Mary looked a long, dark look at Jack. Then she, too, submitted.
"All right," she said, turning darkly away.
And it came into his mind, with utter absurdity, that he ought to kiss her for this submission. And he hated the thought.
Herbert was a boy of nineteen, uncouth, and savagely shy. Jack had to do the menial offices for him.
The sick man went to sleep again almost immediately, and Jack returned to the kitchen. He heard voices from outside.
Ma and Grace were washing up at the slab. Dad was sitting under the photosphorum tree, with Effie on one knee, cutting up tobacco in the palm of his hand. Tom was leaning against the tree, the children sat about. Lennie skipped up and offered a seat on a stump.
"Sit yourself down, Bow," he said, using the nickname. "I'd be a knot instead of a bow if I had to nurse Red Herbert."
Monica came slinking up from the shade, and stood with her skirt touching Jack's arm. Mary was carrying away the dishes.

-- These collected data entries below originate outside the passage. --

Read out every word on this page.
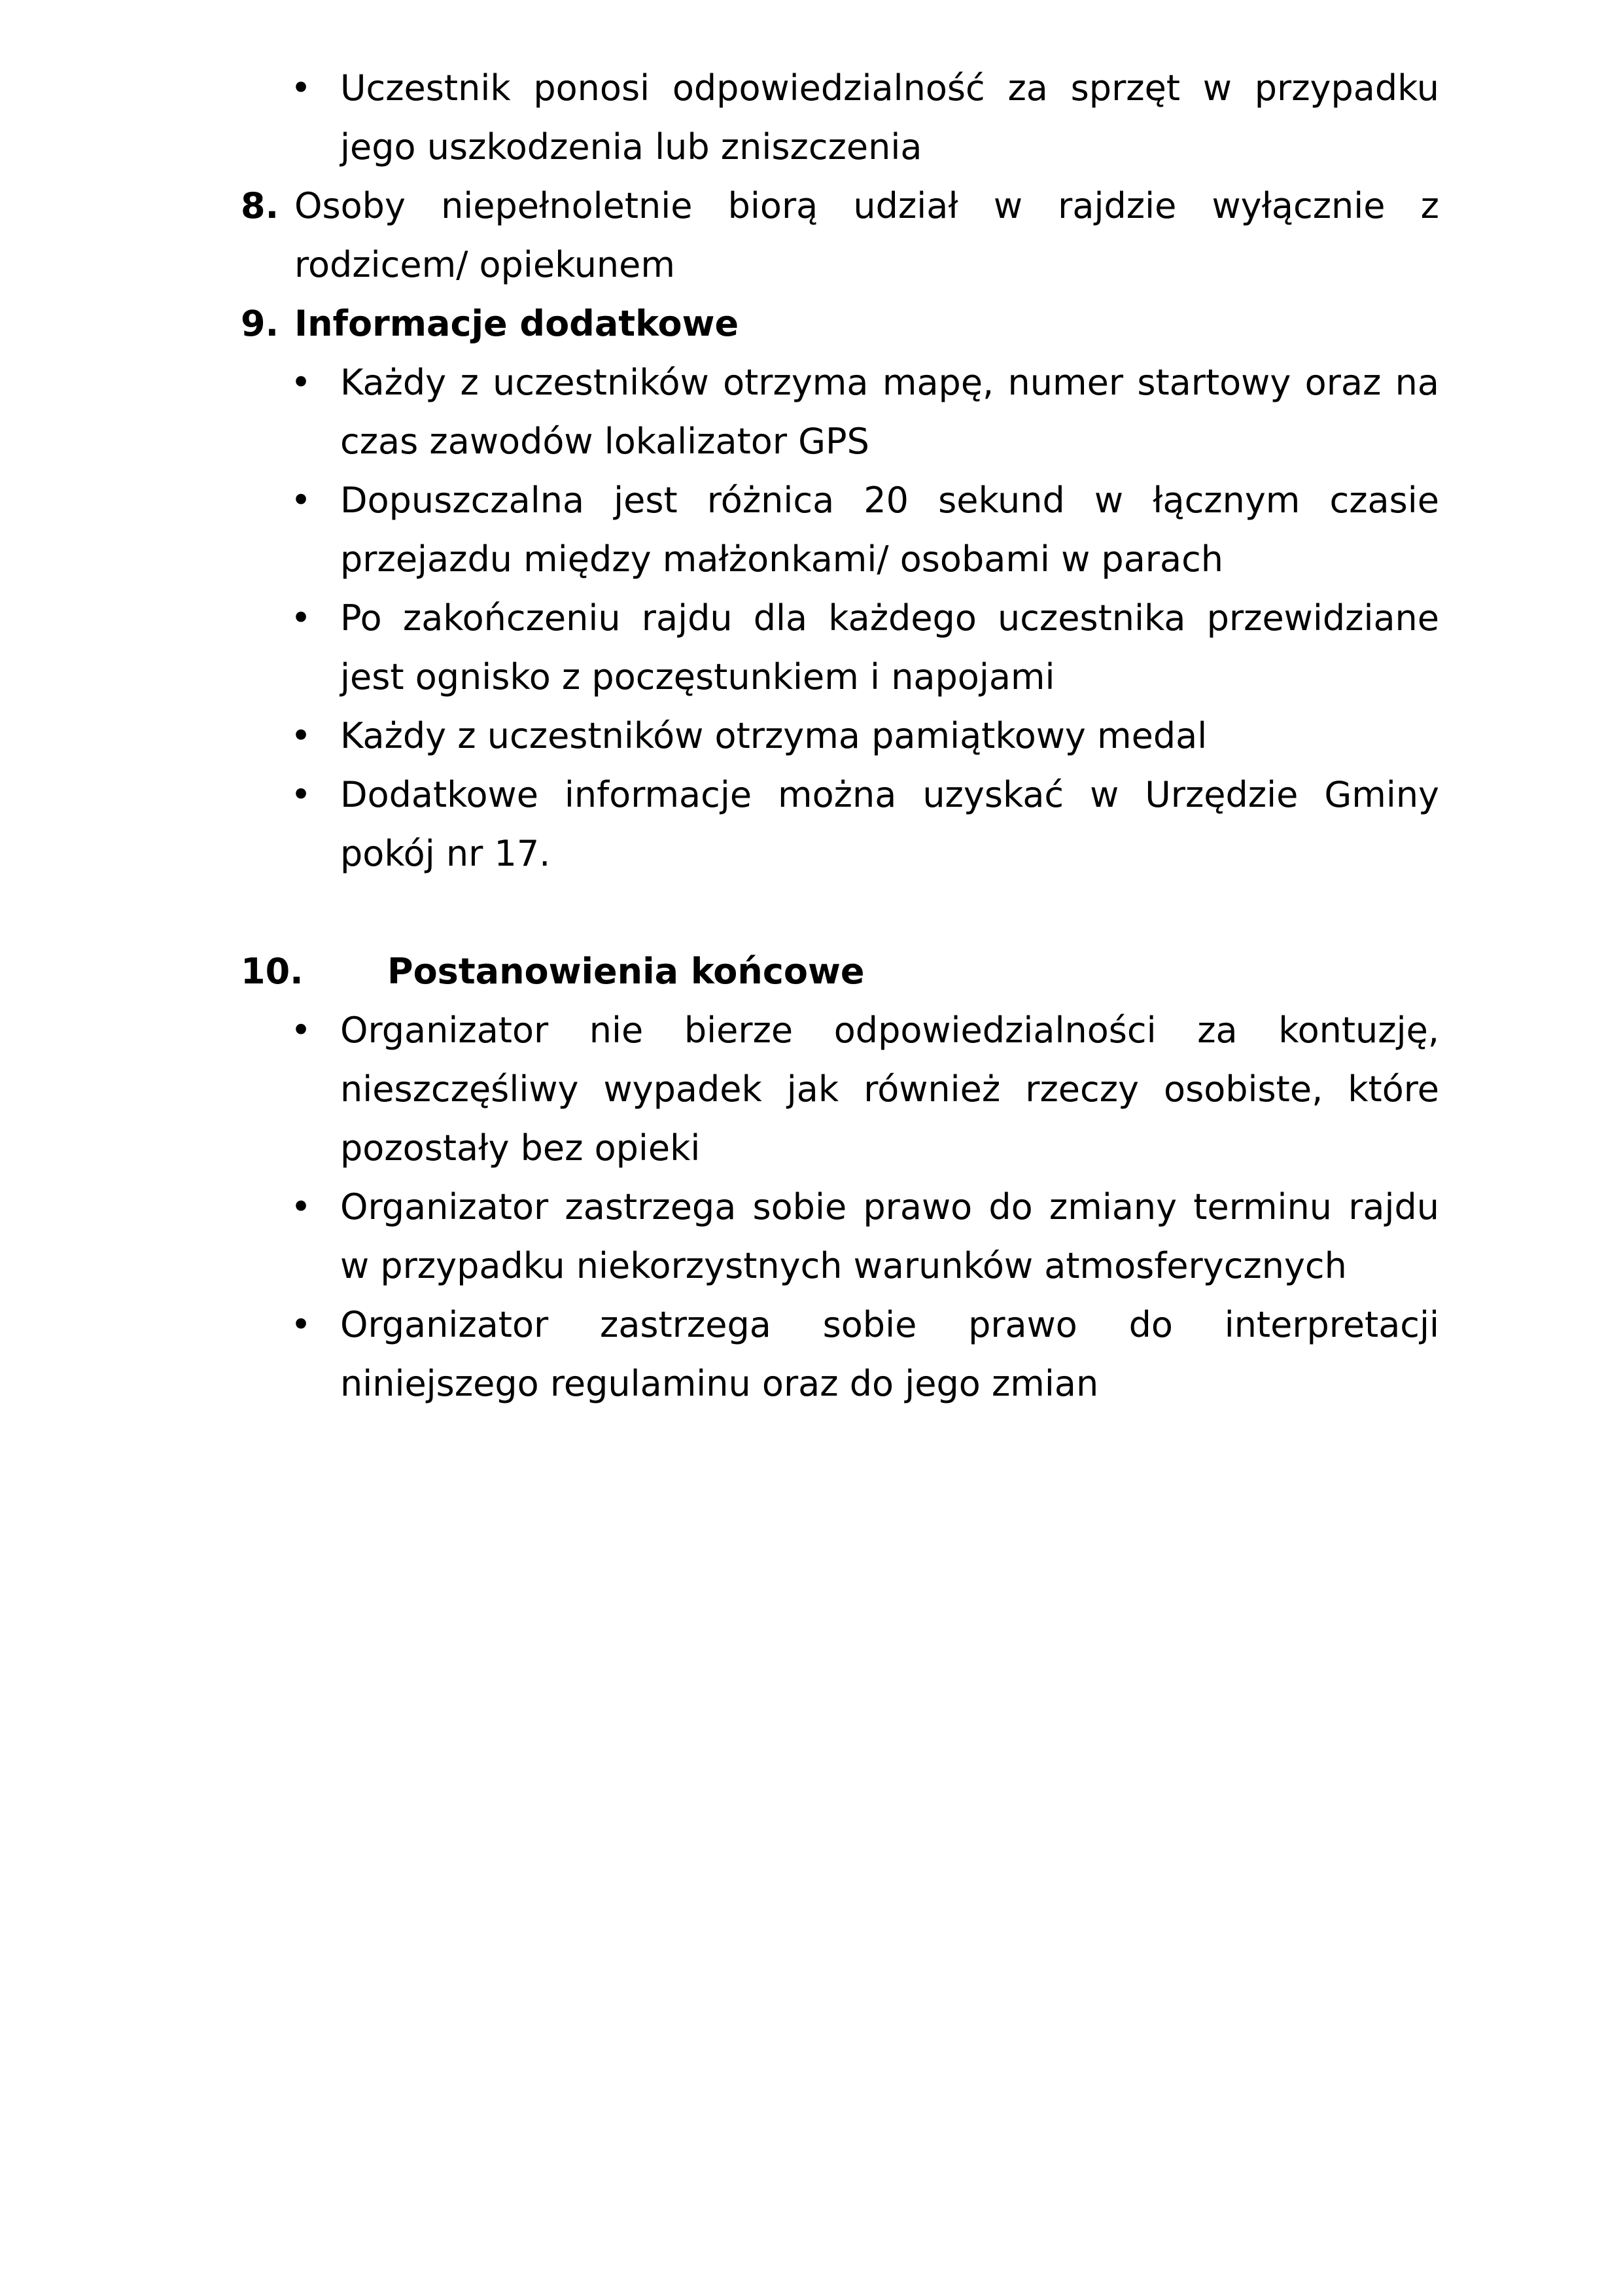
• Uczestnik ponosi odpowiedzialność za sprzęt w przypadku jego uszkodzenia lub zniszczenia
8. Osoby niepełnoletnie biorą udział w rajdzie wyłącznie z rodzicem/ opiekunem
9. Informacje dodatkowe
• Każdy z uczestników otrzyma mapę, numer startowy oraz na czas zawodów lokalizator GPS
• Dopuszczalna jest różnica 20 sekund w łącznym czasie przejazdu między małżonkami/ osobami w parach
• Po zakończeniu rajdu dla każdego uczestnika przewidziane jest ognisko z poczęstunkiem i napojami
• Każdy z uczestników otrzyma pamiątkowy medal
• Dodatkowe informacje można uzyskać w Urzędzie Gminy pokój nr 17.
10. Postanowienia końcowe
• Organizator nie bierze odpowiedzialności za kontuzję, nieszczęśliwy wypadek jak również rzeczy osobiste, które pozostały bez opieki
• Organizator zastrzega sobie prawo do zmiany terminu rajdu w przypadku niekorzystnych warunków atmosferycznych
• Organizator zastrzega sobie prawo do interpretacji niniejszego regulaminu oraz do jego zmian
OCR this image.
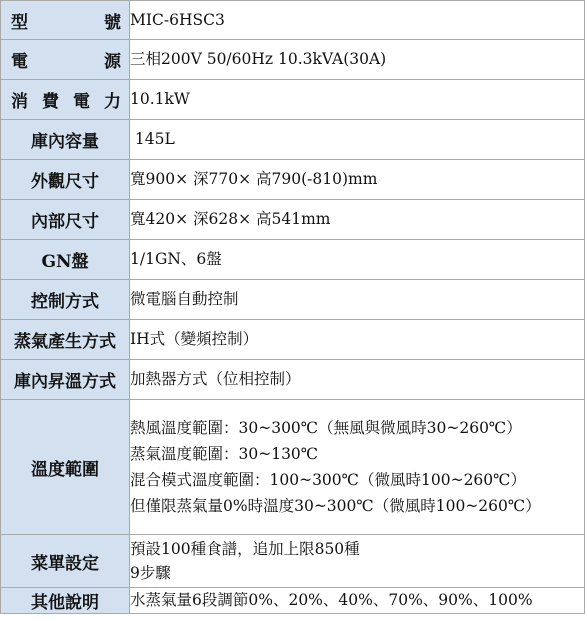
型　　號	MIC-6HSC3
電　　源	三相200V 50/60Hz 10.3kVA(30A)
消 費 電 力	10.1kW
庫內容量	145L
外觀尺寸	寬900× 深770× 高790(-810)mm
內部尺寸	寬420× 深628× 高541mm
GN盤	1/1GN、6盤
控制方式	微電腦自動控制
蒸氣產生方式	IH式（變頻控制）
庫內昇溫方式	加熱器方式（位相控制）
溫度範圍	熱風溫度範圍：30~300℃（無風與微風時30~260℃）
蒸氣溫度範圍：30~130℃
混合模式溫度範圍：100~300℃（微風時100~260℃）
但僅限蒸氣量0%時溫度30~300℃（微風時100~260℃）

菜單設定	預設100種食譜，追加上限850種
9步驟

其他說明	水蒸氣量6段調節0%、20%、40%、70%、90%、100%
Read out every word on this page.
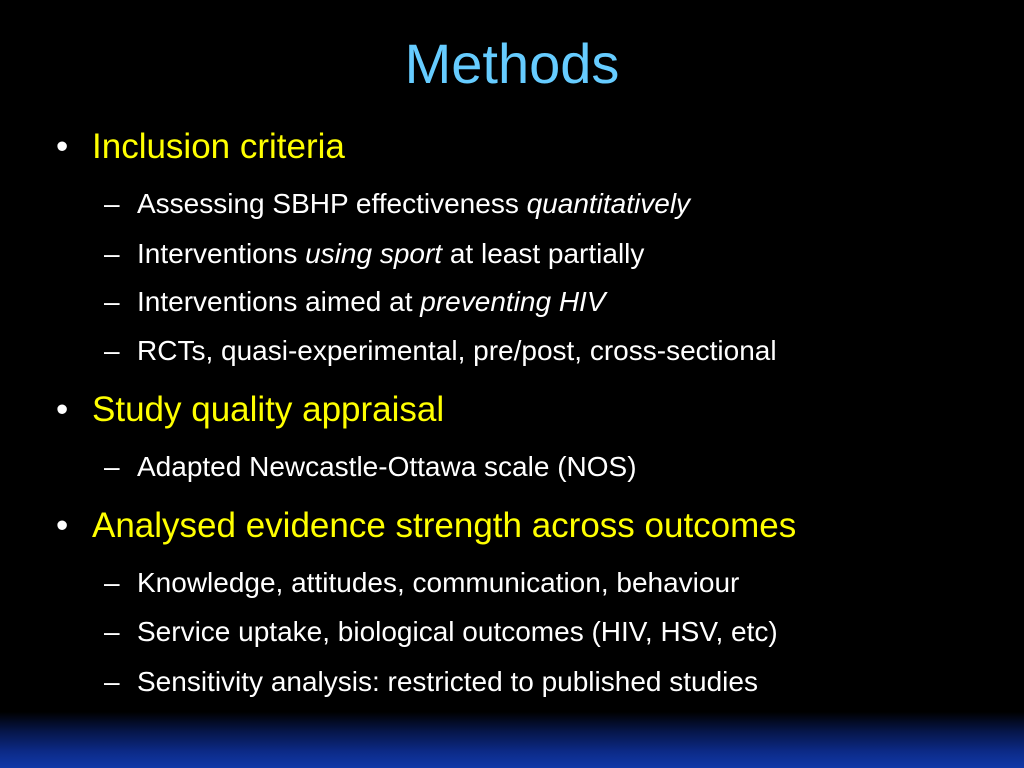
Methods
• Inclusion criteria
– Assessing SBHP effectiveness quantitatively
– Interventions using sport at least partially
– Interventions aimed at preventing HIV
– RCTs, quasi-experimental, pre/post, cross-sectional
• Study quality appraisal
– Adapted Newcastle-Ottawa scale (NOS)
• Analysed evidence strength across outcomes
– Knowledge, attitudes, communication, behaviour
– Service uptake, biological outcomes (HIV, HSV, etc)
– Sensitivity analysis: restricted to published studies
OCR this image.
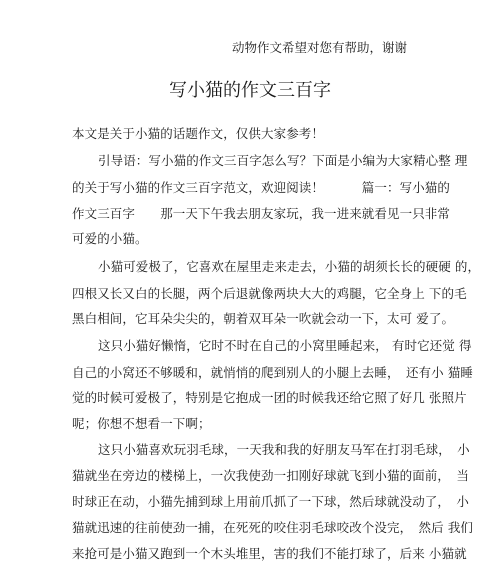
动物作文希望对您有帮助，谢谢
写小猫的作文三百字
本文是关于小猫的话题作文，仅供大家参考！
引导语：写小猫的作文三百字怎么写？下面是小编为大家精心整 理
的关于写小猫的作文三百字范文，欢迎阅读！　　　篇一：写小猫的
作文三百字　　那一天下午我去朋友家玩，我一进来就看见一只非常
可爱的小猫。
小猫可爱极了，它喜欢在屋里走来走去，小猫的胡须长长的硬硬 的，
四根又长又白的长腿，两个后退就像两块大大的鸡腿，它全身上 下的毛
黑白相间，它耳朵尖尖的，朝着双耳朵一吹就会动一下，太可 爱了。
这只小猫好懒惰，它时不时在自己的小窝里睡起来， 有时它还觉 得
自己的小窝还不够暖和，就悄悄的爬到别人的小腿上去睡，　还有小 猫睡
觉的时候可爱极了，特别是它抱成一团的时候我还给它照了好几 张照片
呢；你想不想看一下啊；
这只小猫喜欢玩羽毛球，一天我和我的好朋友马军在打羽毛球，　小
猫就坐在旁边的楼梯上，一次我使劲一扣刚好球就飞到小猫的面前，　当
时球正在动，小猫先捕到球上用前爪抓了一下球，然后球就没动了，　小
猫就迅速的往前使劲一捕，在死死的咬住羽毛球咬改个没完，　然后 我们
来抢可是小猫又跑到一个木头堆里，害的我们不能打球了，后来 小猫就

"I've been telling Tom," said Mr. Ellis, "that he can take the clearing gang over to his A'nt Greenlow's for the shearing, an' then get back an' clear for all he's worth, till Christmas. Y'might as well go along with him, Jack. We can get along all right here without y', now th' girls are back. Till Christmas, that is. We s'll want y' back for the harvest."
There was a dead silence. Jack didn't want to go.
"Then y' can go back to the clearing, and burn off. I need that land reclaimed, over against the little chaps grows up and wants to be farmers. Besides"—and he looked round at Ma—"we're a bit overstocked in' the house just now, an' we'll be glad of the cubby for Herbert, if he's on the mend."
Dad resumed cutting up his tobacco in the palm of his hand.
"Jack can't leave Herbert, Uncle," said Mary quietly, "he won't let anybody else do for him."
"Eh?" said Mr. Ellis, looking up.
"Herbert won't let me do for him," said Mary. "He'll only let Bow."
Mr. Ellis dropped his head in silence.
"In that case," he said slowly, "in that case, we must wait a bit.—Where's that darned Rackett put himself? This is his job."
There was still silence.
"Somebody had best go an', look for him," said Tom.
"Ay," said Mr. Ellis.
There was more silence. Monica, standing close to Jack, seemed to be fiercely sheltering him from this eviction. And Mary, at a distance, was like Moses' sister watching over events. It made Jack feel queer and thrilled, the girls all concentrating on him. It was as if it put power in his chest, and made a man of him.
Someone was riding up. It was Red Easu. He slung himself off his horse, and stalked slowly up.
"Herbert dead?" he asked humorously.
"Doing nicely," said Dad, very brief.
"I'll go an' have a look at 'm," said Easu, sitting on the step and pulling off his boots.
"Don't wake him if he's asleep. Don't frighten him, whatever you do," said Jack, anxious for his charge.
Easu looked at Jack with an insolent stare: a curious stare.
"Frighten him?" he said. "What with?"
"Jack's been up with him all night," put in Monica fiercely.
"He nearly died in the night," said Jack.
There was dead silence. Easu stared, poised like some menacing bird. Then he went indoors in his stocking feet.